Omega is a city in Tift and Colquitt counties in the U.S. state of Georgia. The population was 1,318 in 2020.

==History==
Omega was originally called Surrey, and under the latter name was founded ca. 1889 when the railroad was extended to that point.

==Geography==
Omega is located at (31.339684, -83.595036).

According to the United States Census Bureau, the city has a total area of 1.8 sqmi, of which 1.8 sqmi is land and 0.56% is water.

==Demographics==

Historical population
| Census | Pop. | Note | %± |
| 1910 | 274 |  | — |
| 1920 | 329 |  | 20.1% |
| 1930 | 324 |  | −1.5% |
| 1940 | 608 |  | 87.7% |
| 1950 | 966 |  | 58.9% |
| 1960 | 940 |  | −2.7% |
| 1970 | 835 |  | −11.2% |
| 1980 | 996 |  | 19.3% |
| 1990 | 912 |  | −8.4% |
| 2000 | 1,340 |  | 46.9% |
| 2010 | 1,221 |  | −8.9% |
| 2020 | 1,318 |  | 7.9% |
U.S. Decennial Census 1850-1870 1870-1880 1890-1910 1920-1930 1940 1950 1960 1970 1980 1990 2000 2010

===2020 census===
As of the 2020 census, Omega had a population of 1,318. The median age was 30.1 years. 32.9% of residents were under the age of 18 and 9.0% of residents were 65 years of age or older. For every 100 females there were 93.0 males, and for every 100 females age 18 and over there were 92.8 males age 18 and over.

0.0% of residents lived in urban areas, while 100.0% lived in rural areas.

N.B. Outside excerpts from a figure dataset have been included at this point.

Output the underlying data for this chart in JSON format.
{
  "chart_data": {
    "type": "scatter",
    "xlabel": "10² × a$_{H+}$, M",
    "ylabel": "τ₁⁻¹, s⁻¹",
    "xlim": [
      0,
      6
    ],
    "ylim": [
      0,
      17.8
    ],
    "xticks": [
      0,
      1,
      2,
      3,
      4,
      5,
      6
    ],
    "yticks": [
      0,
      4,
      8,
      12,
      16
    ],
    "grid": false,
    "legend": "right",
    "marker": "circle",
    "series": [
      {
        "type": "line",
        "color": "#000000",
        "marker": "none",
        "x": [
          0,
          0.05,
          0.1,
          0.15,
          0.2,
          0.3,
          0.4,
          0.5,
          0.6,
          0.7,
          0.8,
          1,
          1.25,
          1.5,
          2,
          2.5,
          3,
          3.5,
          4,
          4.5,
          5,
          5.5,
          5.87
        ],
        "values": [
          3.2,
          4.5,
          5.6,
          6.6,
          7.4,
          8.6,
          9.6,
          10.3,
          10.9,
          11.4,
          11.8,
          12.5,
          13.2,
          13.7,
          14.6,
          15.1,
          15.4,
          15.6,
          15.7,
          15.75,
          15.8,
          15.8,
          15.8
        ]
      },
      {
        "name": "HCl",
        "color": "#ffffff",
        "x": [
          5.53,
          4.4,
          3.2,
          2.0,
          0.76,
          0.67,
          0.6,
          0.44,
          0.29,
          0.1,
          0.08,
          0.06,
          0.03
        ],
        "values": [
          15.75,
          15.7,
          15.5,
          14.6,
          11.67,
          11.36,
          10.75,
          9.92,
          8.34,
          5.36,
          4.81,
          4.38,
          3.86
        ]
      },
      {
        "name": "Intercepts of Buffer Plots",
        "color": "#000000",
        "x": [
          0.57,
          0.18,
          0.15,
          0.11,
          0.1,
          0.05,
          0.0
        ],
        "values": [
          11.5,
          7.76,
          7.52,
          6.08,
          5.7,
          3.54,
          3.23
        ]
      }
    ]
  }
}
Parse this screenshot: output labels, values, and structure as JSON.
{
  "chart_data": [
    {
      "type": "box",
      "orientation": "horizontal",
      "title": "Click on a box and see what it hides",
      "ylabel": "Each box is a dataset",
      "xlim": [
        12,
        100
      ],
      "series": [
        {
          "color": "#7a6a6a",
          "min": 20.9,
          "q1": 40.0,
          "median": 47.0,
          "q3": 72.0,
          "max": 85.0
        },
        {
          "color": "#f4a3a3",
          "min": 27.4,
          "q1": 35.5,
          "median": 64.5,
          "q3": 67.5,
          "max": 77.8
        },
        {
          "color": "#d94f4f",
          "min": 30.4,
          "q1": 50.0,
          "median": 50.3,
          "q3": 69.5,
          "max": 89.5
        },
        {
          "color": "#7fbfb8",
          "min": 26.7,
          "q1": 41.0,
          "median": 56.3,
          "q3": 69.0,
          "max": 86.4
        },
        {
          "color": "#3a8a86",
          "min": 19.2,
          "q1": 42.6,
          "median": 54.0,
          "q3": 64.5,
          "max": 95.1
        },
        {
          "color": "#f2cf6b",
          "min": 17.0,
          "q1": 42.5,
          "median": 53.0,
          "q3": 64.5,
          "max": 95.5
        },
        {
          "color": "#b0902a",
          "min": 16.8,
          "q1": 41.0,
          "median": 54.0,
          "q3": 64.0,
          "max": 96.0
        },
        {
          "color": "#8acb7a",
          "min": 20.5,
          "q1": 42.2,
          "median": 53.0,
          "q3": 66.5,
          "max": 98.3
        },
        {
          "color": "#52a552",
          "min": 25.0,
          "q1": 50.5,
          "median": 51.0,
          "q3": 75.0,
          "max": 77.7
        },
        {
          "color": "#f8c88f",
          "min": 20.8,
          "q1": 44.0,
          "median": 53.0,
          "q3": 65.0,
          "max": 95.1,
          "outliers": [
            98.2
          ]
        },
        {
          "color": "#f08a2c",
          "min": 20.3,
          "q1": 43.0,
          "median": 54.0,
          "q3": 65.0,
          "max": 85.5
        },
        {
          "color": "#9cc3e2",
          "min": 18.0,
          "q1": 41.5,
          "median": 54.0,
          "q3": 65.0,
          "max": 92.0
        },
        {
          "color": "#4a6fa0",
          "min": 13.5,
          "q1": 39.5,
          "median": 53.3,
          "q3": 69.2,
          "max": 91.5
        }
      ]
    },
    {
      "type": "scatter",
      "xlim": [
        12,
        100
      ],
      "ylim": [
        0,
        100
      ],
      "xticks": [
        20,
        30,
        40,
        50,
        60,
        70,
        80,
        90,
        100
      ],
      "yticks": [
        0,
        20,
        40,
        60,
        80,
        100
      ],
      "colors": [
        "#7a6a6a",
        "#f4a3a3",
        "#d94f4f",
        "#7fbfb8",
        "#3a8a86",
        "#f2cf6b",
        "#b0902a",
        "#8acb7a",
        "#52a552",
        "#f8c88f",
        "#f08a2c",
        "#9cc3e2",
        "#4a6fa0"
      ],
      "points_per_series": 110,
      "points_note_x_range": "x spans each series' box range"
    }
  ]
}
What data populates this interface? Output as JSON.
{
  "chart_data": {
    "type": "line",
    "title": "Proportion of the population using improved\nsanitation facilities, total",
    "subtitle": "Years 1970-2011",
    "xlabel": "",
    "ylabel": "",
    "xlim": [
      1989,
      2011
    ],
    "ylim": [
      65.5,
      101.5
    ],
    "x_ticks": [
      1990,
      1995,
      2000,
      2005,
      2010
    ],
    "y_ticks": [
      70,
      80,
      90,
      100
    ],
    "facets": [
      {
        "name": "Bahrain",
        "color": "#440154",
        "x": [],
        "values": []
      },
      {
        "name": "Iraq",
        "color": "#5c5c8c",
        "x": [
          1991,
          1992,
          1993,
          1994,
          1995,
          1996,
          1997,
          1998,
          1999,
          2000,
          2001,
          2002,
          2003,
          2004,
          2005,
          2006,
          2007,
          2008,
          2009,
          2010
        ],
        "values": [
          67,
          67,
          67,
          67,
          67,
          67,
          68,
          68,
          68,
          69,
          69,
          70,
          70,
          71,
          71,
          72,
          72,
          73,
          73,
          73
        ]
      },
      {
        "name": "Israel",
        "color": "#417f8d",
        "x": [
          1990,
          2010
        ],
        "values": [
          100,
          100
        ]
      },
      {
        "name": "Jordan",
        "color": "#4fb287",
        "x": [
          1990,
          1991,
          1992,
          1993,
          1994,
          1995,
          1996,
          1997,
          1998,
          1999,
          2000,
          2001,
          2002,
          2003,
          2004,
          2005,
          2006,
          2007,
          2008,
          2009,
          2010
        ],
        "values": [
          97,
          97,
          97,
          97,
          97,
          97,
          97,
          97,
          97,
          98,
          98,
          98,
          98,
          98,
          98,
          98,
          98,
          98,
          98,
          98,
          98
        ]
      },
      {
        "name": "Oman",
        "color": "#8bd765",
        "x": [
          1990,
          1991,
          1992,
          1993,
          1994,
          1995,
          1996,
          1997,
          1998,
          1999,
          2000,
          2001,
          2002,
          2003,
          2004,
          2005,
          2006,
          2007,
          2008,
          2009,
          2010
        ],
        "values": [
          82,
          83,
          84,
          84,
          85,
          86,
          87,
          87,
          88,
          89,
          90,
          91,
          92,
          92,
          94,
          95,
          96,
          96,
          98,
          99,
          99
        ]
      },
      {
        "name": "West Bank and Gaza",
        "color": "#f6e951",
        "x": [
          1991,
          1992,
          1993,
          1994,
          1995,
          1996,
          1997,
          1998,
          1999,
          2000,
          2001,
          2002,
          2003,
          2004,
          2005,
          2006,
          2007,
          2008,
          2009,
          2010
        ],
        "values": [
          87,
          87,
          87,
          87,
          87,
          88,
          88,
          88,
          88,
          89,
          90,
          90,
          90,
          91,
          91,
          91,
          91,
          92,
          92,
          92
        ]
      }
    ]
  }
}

There were 422 households in Omega, of which 47.9% had children under the age of 18 living in them. Of all households, 43.8% were married-couple households, 15.4% were households with a male householder and no spouse or partner present, and 33.9% were households with a female householder and no spouse or partner present. About 20.8% of all households were made up of individuals and 10.7% had someone living alone who was 65 years of age or older.

There were 470 housing units, of which 10.2% were vacant. The homeowner vacancy rate was 0.7% and the rental vacancy rate was 8.9%.

Omega racial composition as of 2020
| Race | Num. | Perc. |
|---|---|---|
| White (non-Hispanic) | 433 | 32.85% |
| Black or African American (non-Hispanic) | 200 | 15.17% |
| Native American | 2 | 0.15% |
| Asian | 7 | 0.53% |
| Other/Mixed | 25 | 1.9% |
| Hispanic or Latino | 651 | 49.39% |

===Demographic estimates===
Circa 2023 its population was 1,221. 1,209 of those people lived in Tift County, and 12 of them lived in Colquitt County.
==Education==
All residents of Tift County are in the Tift County School District.

All residents of Colquitt County are in the Colquitt County School District.